What is also not in doubt is that the main Opposition party has failed to perform its designated role as a vigilant monitor of government functioning both inside and outside Parliament.
However, the prescriptions for healing the Congress paralysis seem to be wrong-headed. The proposed Bharat Jodo Yatra beginning September 7 cannot be anything but a huge disappointment. The weak organisational structure will be further magnified by the lack of a popular leader.
Even if in the two states -- Chhattisgarh and Rajasthan == where the party is in power, the crowds could be commandeered by district-level bureaucracies, the yatra could still end up in a fiasco with Rahul Gandhi's lack of connect with the people yet again coming into sharp relief.
In this context, it was interesting that the Congress invited various civil society groups to participate in the Bharat Jodo Yatra. Rahul Gandhi met representatives of some 110-odd civil society groups in the capital the other day. Both the Congress and civil society organisations finding themselves increasingly marginalised under the Modi government.
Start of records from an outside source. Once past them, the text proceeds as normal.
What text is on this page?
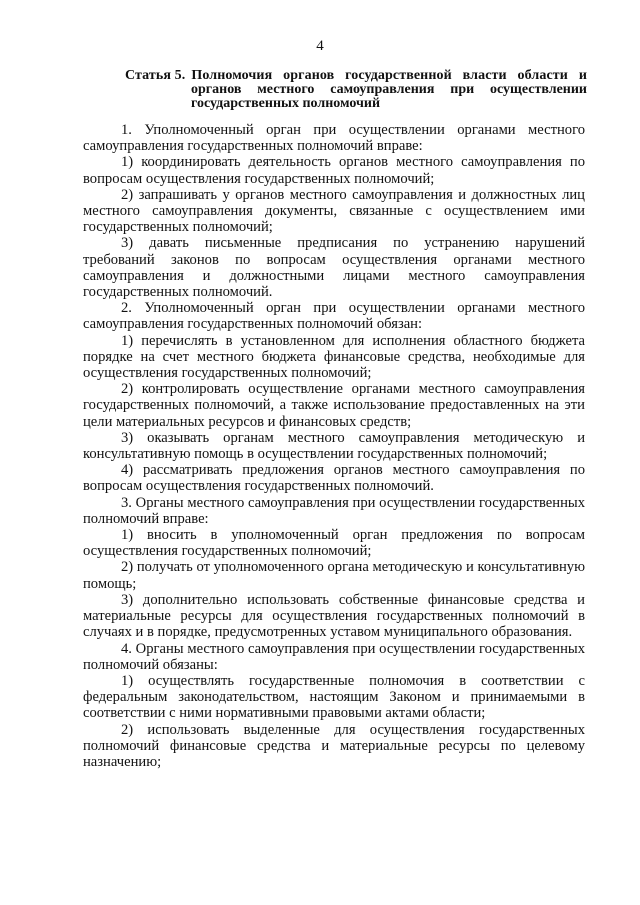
4
Статья 5. Полномочия органов государственной власти области и
органов местного самоуправления при осуществлении
государственных полномочий

1. Уполномоченный орган при осуществлении органами местного самоуправления государственных полномочий вправе:

1) координировать деятельность органов местного самоуправления по вопросам осуществления государственных полномочий;

2) запрашивать у органов местного самоуправления и должностных лиц местного самоуправления документы, связанные с осуществлением ими государственных полномочий;

3) давать письменные предписания по устранению нарушений требований законов по вопросам осуществления органами местного самоуправления и должностными лицами местного самоуправления государственных полномочий.

2. Уполномоченный орган при осуществлении органами местного самоуправления государственных полномочий обязан:

1) перечислять в установленном для исполнения областного бюджета порядке на счет местного бюджета финансовые средства, необходимые для осуществления государственных полномочий;

2) контролировать осуществление органами местного самоуправления государственных полномочий, а также использование предоставленных на эти цели материальных ресурсов и финансовых средств;

3) оказывать органам местного самоуправления методическую и консультативную помощь в осуществлении государственных полномочий;

4) рассматривать предложения органов местного самоуправления по вопросам осуществления государственных полномочий.

3. Органы местного самоуправления при осуществлении государственных полномочий вправе:

1) вносить в уполномоченный орган предложения по вопросам осуществления государственных полномочий;

2) получать от уполномоченного органа методическую и консультативную помощь;

3) дополнительно использовать собственные финансовые средства и материальные ресурсы для осуществления государственных полномочий в случаях и в порядке, предусмотренных уставом муниципального образования.

4. Органы местного самоуправления при осуществлении государственных полномочий обязаны:

1) осуществлять государственные полномочия в соответствии с федеральным законодательством, настоящим Законом и принимаемыми в соответствии с ними нормативными правовыми актами области;

2) использовать выделенные для осуществления государственных полномочий финансовые средства и материальные ресурсы по целевому назначению;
Maybe it was their shared plight that brought them on a common platform.
But such togetherness could taint the civil society activists with a partisan political agenda, while the Congress may not regain traction in their company, given their multiple agendas and very often questionable funding.
Even if there may be a commonality of interest in resisting some of the government's more controversial decisions, the objectives of political parties and civil society organisations are better served by their maintaining a safe distance from one another.
Also, why the Congress's Bharat Jodo Yatra seems ill-timed is that it should have come after the party had put its house in order -- as Azad said, Congress Jodo should have preceded Bharat Jodo.
More importantly, without taking the Opposition parties along, getting them to provide the necessary mobilisation, such a gambit, instead of consolidating Rahul Gandhi's leadership, could only result in proving for the nth time that he lacks what it takes to be a leader, period.
A flop Yatra could further unleash a flurry of resignations from a party which under its current leadership is dying a slow death.